Plus Tracy K. Smith is our new poet laureate, Stephen King is blocked by Trump, and the handmaids strike again

In today’s literary news, Black Mirror is set to unsettle and unnerve you in ink starting next year, red-cloaked women stage a sit-in to fight an abortion bill in Ohio, Tracy K. Smith may be coming to your area as the new poet laureate, and it finally happened: President Trump blocked Stephen King.

Black Mirror will be adapted as a series of books

Get ready to be unnerved and unsettled by Charlie Booker’s twisted sensibilities and preoccupations…in print!
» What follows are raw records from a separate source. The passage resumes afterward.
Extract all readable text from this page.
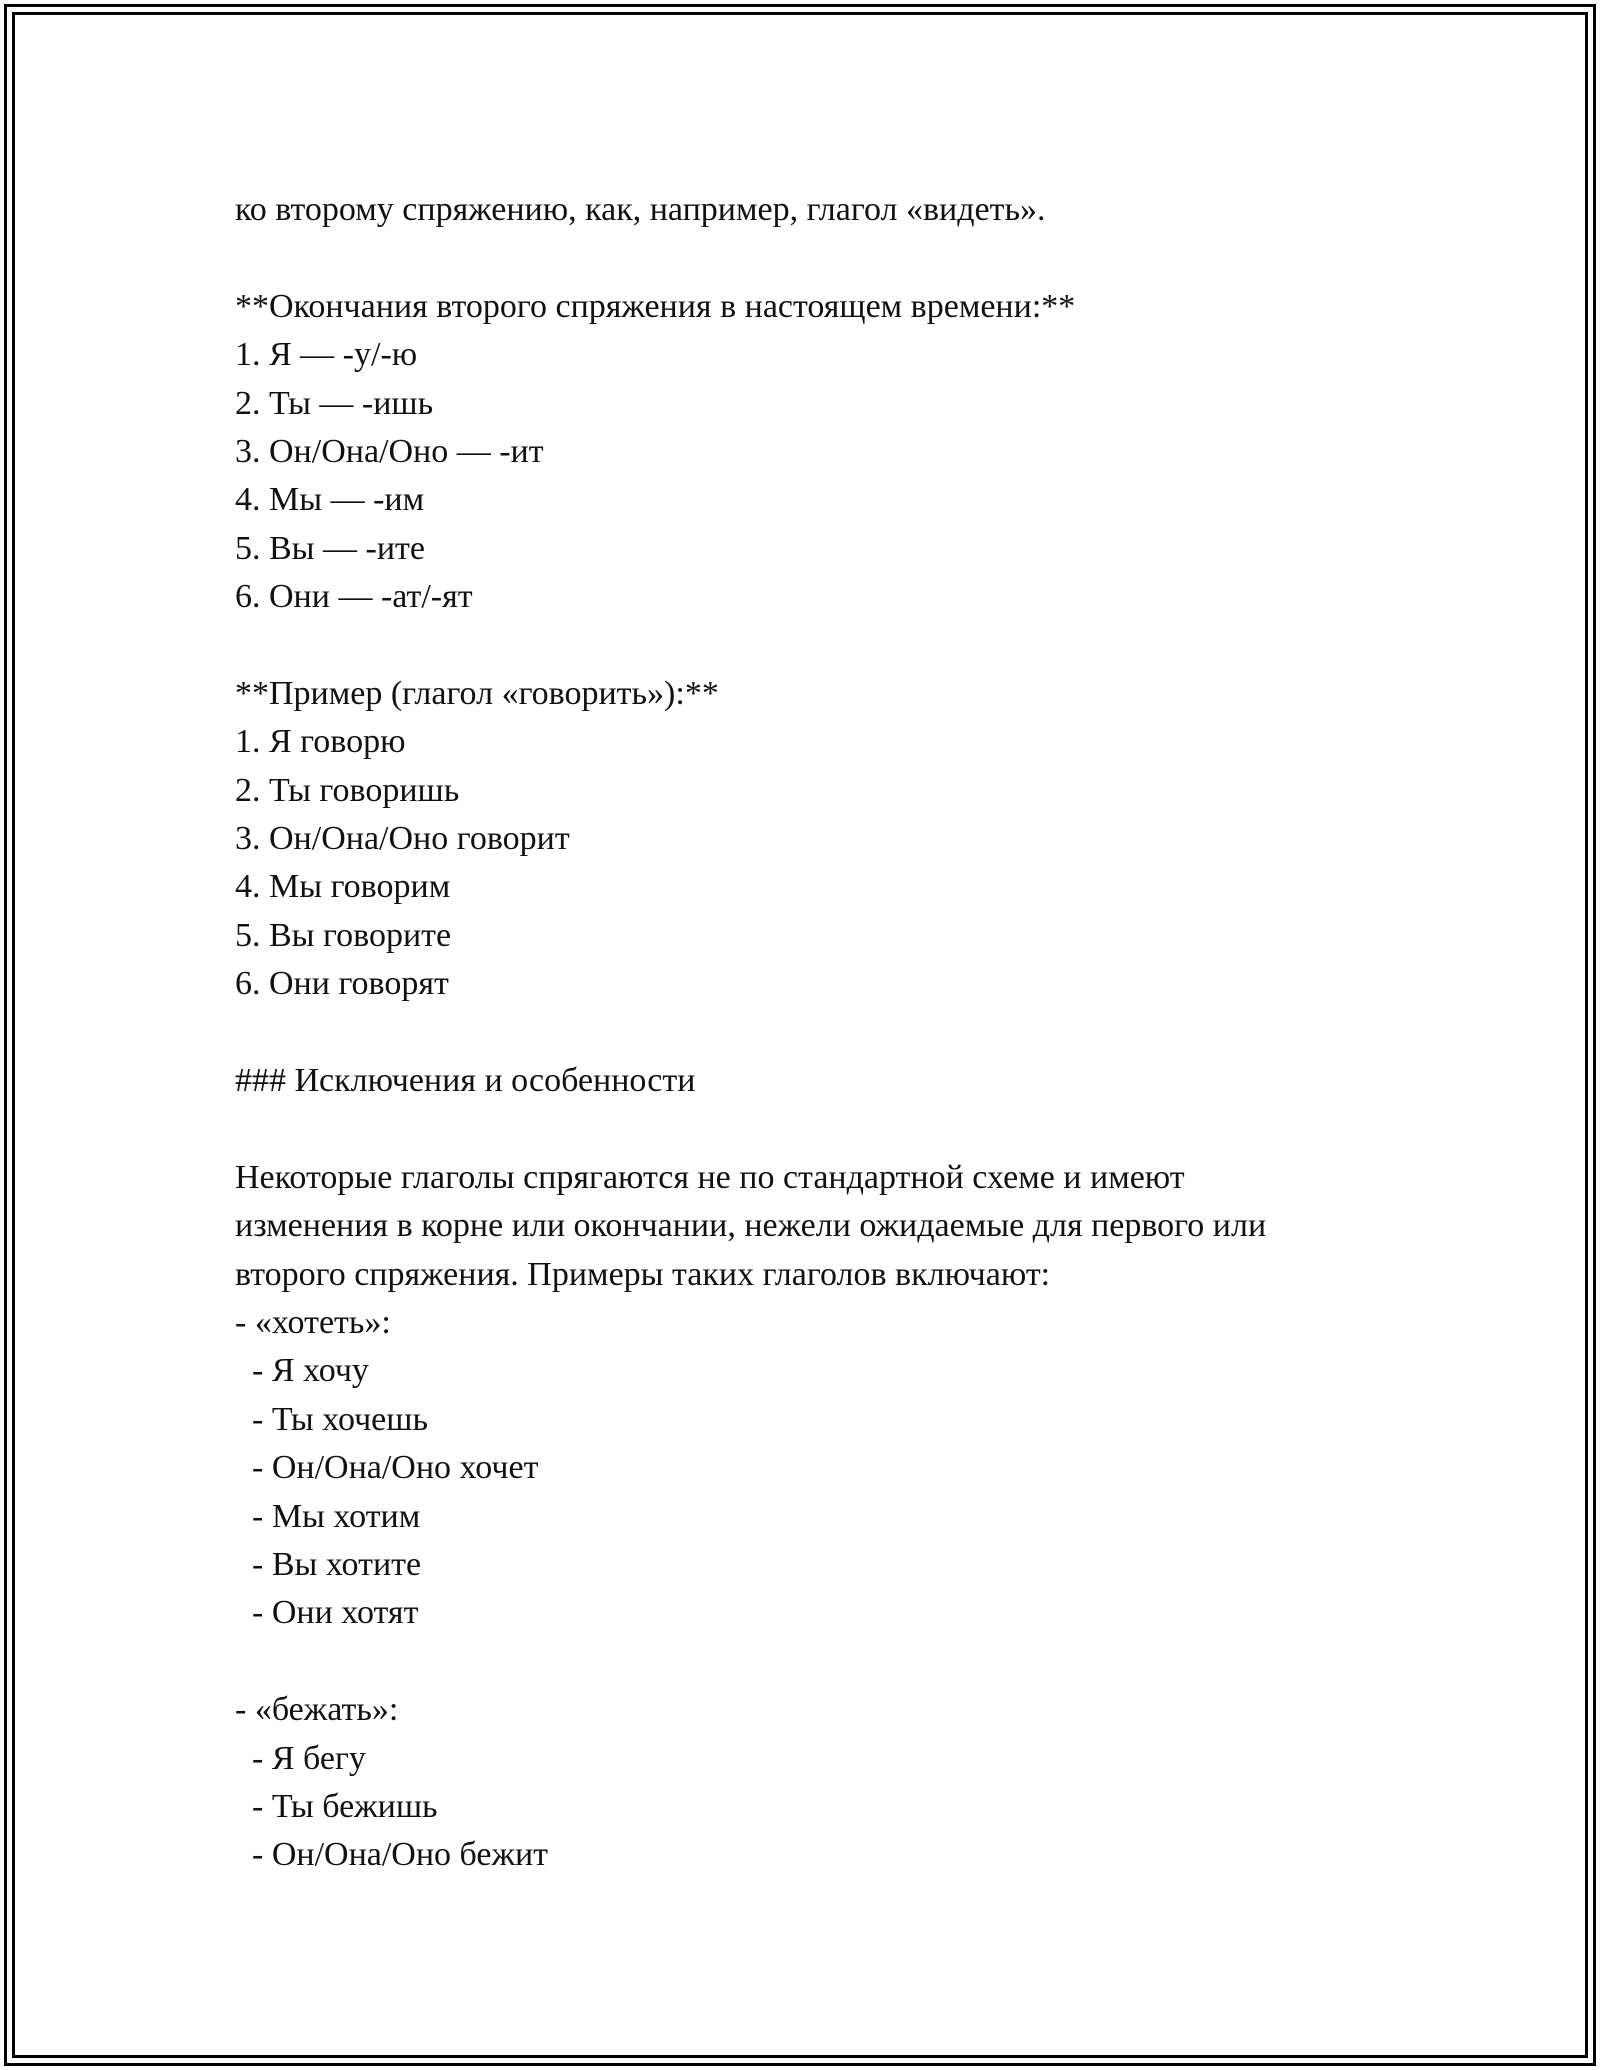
ко второму спряжению, как, например, глагол «видеть».
**Окончания второго спряжения в настоящем времени:**
1. Я — -у/-ю
2. Ты — -ишь
3. Он/Она/Оно — -ит
4. Мы — -им
5. Вы — -ите
6. Они — -ат/-ят
**Пример (глагол «говорить»):**
1. Я говорю
2. Ты говоришь
3. Он/Она/Оно говорит
4. Мы говорим
5. Вы говорите
6. Они говорят
### Исключения и особенности
Некоторые глаголы спрягаются не по стандартной схеме и имеют
изменения в корне или окончании, нежели ожидаемые для первого или
второго спряжения. Примеры таких глаголов включают:
- «хотеть»:
- Я хочу
- Ты хочешь
- Он/Она/Оно хочет
- Мы хотим
- Вы хотите
- Они хотят
- «бежать»:
- Я бегу
- Ты бежишь
- Он/Она/Оно бежит
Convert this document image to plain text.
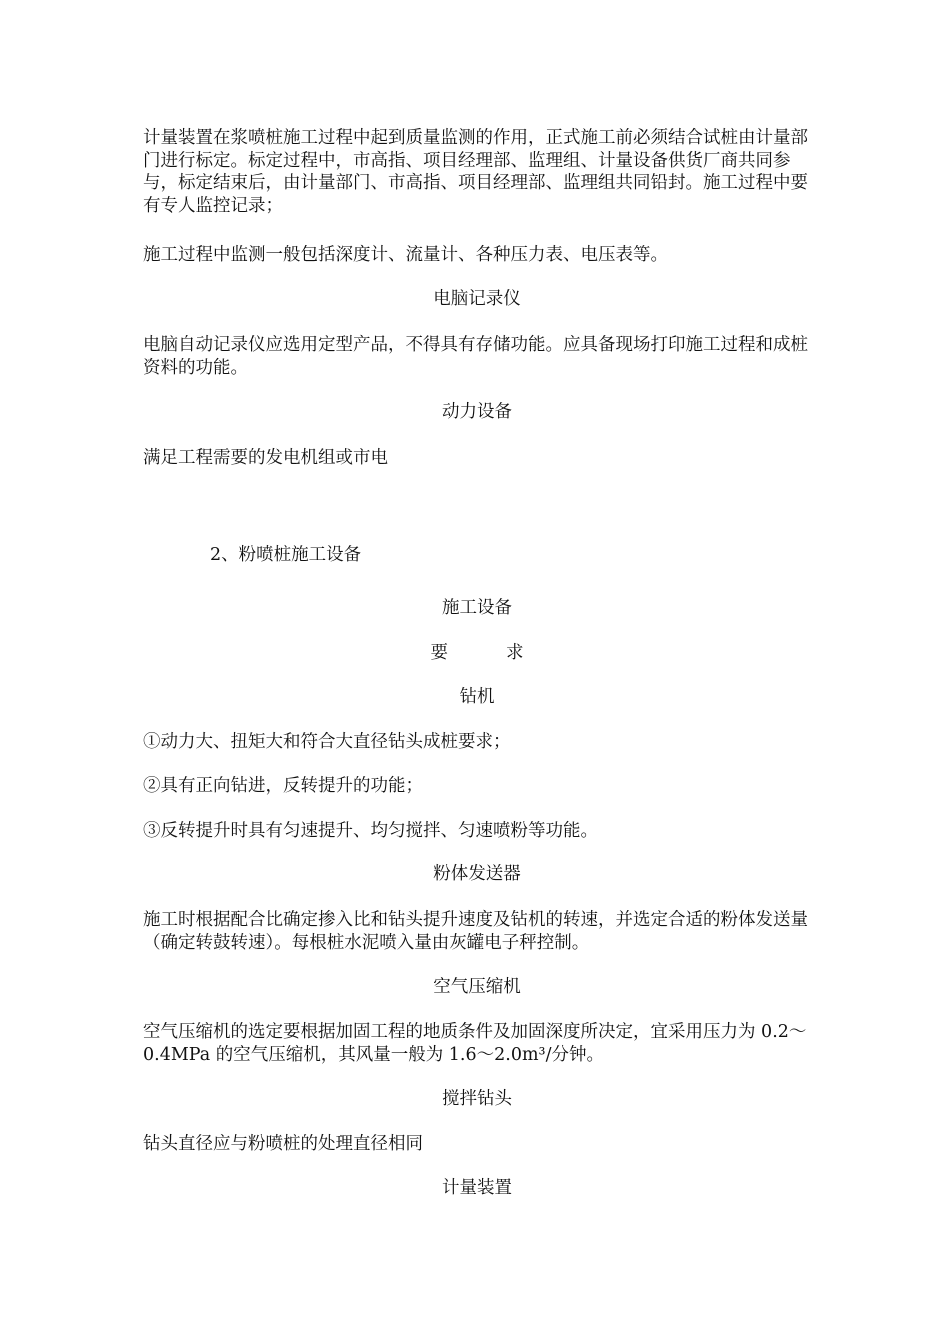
计量装置在浆喷桩施工过程中起到质量监测的作用，正式施工前必须结合试桩由计量部门进行标定。标定过程中，市高指、项目经理部、监理组、计量设备供货厂商共同参与，标定结束后，由计量部门、市高指、项目经理部、监理组共同铅封。施工过程中要有专人监控记录；

施工过程中监测一般包括深度计、流量计、各种压力表、电压表等。

电脑记录仪

电脑自动记录仪应选用定型产品，不得具有存储功能。应具备现场打印施工过程和成桩资料的功能。

动力设备

满足工程需要的发电机组或市电

2、粉喷桩施工设备

施工设备

要	求

钻机

①动力大、扭矩大和符合大直径钻头成桩要求；

②具有正向钻进，反转提升的功能；

③反转提升时具有匀速提升、均匀搅拌、匀速喷粉等功能。

粉体发送器

施工时根据配合比确定掺入比和钻头提升速度及钻机的转速，并选定合适的粉体发送量（确定转鼓转速）。每根桩水泥喷入量由灰罐电子秤控制。

空气压缩机

空气压缩机的选定要根据加固工程的地质条件及加固深度所决定，宜采用压力为 0.2～0.4MPa 的空气压缩机，其风量一般为 1.6～2.0m³/分钟。

搅拌钻头

钻头直径应与粉喷桩的处理直径相同

计量装置
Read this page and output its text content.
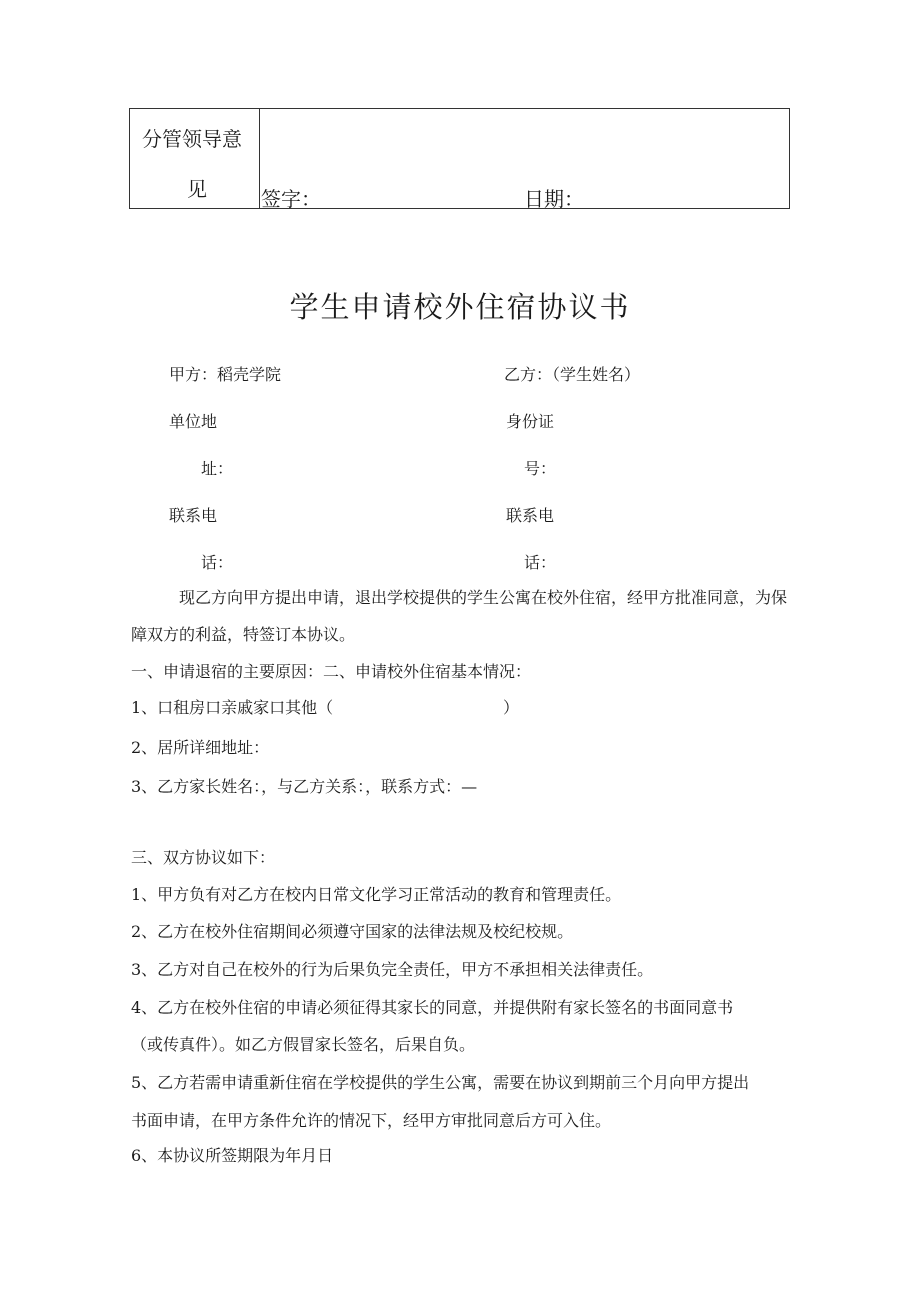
分管领导意
见	签字：	日期：
学生申请校外住宿协议书
甲方：稻壳学院	乙方：（学生姓名）
单位地	身份证
址：	号：
联系电	联系电
话：	话：
现乙方向甲方提出申请，退出学校提供的学生公寓在校外住宿，经甲方批准同意，为保障双方的利益，特签订本协议。
一、申请退宿的主要原因：二、申请校外住宿基本情况：
1、口租房口亲戚家口其他（	）
2、居所详细地址：
3、乙方家长姓名：，与乙方关系：，联系方式：—
三、双方协议如下：
1、甲方负有对乙方在校内日常文化学习正常活动的教育和管理责任。
2、乙方在校外住宿期间必须遵守国家的法律法规及校纪校规。
3、乙方对自己在校外的行为后果负完全责任，甲方不承担相关法律责任。
4、乙方在校外住宿的申请必须征得其家长的同意，并提供附有家长签名的书面同意书
（或传真件）。如乙方假冒家长签名，后果自负。
5、乙方若需申请重新住宿在学校提供的学生公寓，需要在协议到期前三个月向甲方提出
书面申请，在甲方条件允许的情况下，经甲方审批同意后方可入住。
6、本协议所签期限为年月日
The British show turned Netflix hit, Black Mirror, is being adapted into a three-volume series of books, according to an announcement from Penguin Random House. Booker is set to edit the series, which will feature contributions from a slew of TBA literary talent. Booker described the project in typically wry fashion: “All-new Black Mirror stories from exciting authors — that’s a joyous prospect. And they’re appearing in a high-tech new format known as a book…Apparently, you just have to glance at some sort of ink code printed on paper and images and sounds magically appear in your head, enacting the story. Sounds far-fetched to me, but we’ll see.” Like the series, the books will take anthology form, but you can count on a consistently skewed worldview.

[Entertainment Weekly/Dan Heching]

Tracy K. Smith is America’s new poet laureate

Tracy K. Smith has been named the new U.S. poet laureate. 45 years old, Smith has already won a number of awards, including the Pulitzer Prize. Librarian of Congress Carla Hayden bestowed the title on Smith today saying, “Her work travels the world and takes on its voices; brings history and memory to life; calls on the power of literature as well as science, religion and pop culture.” Smith, whose new status provides her with an office in the Library, a travel fund, and an official budget, is free to do what she likes with her new resources. The current Princeton professor expressed a desire to travel to small towns and rural areas where literary festivals usually don’t take place, and to expose young people to poetry. Smith is now among a group of distinguished poet laureates who came before her, including Robert Hass, Rita Dove, and Robert Pinsky.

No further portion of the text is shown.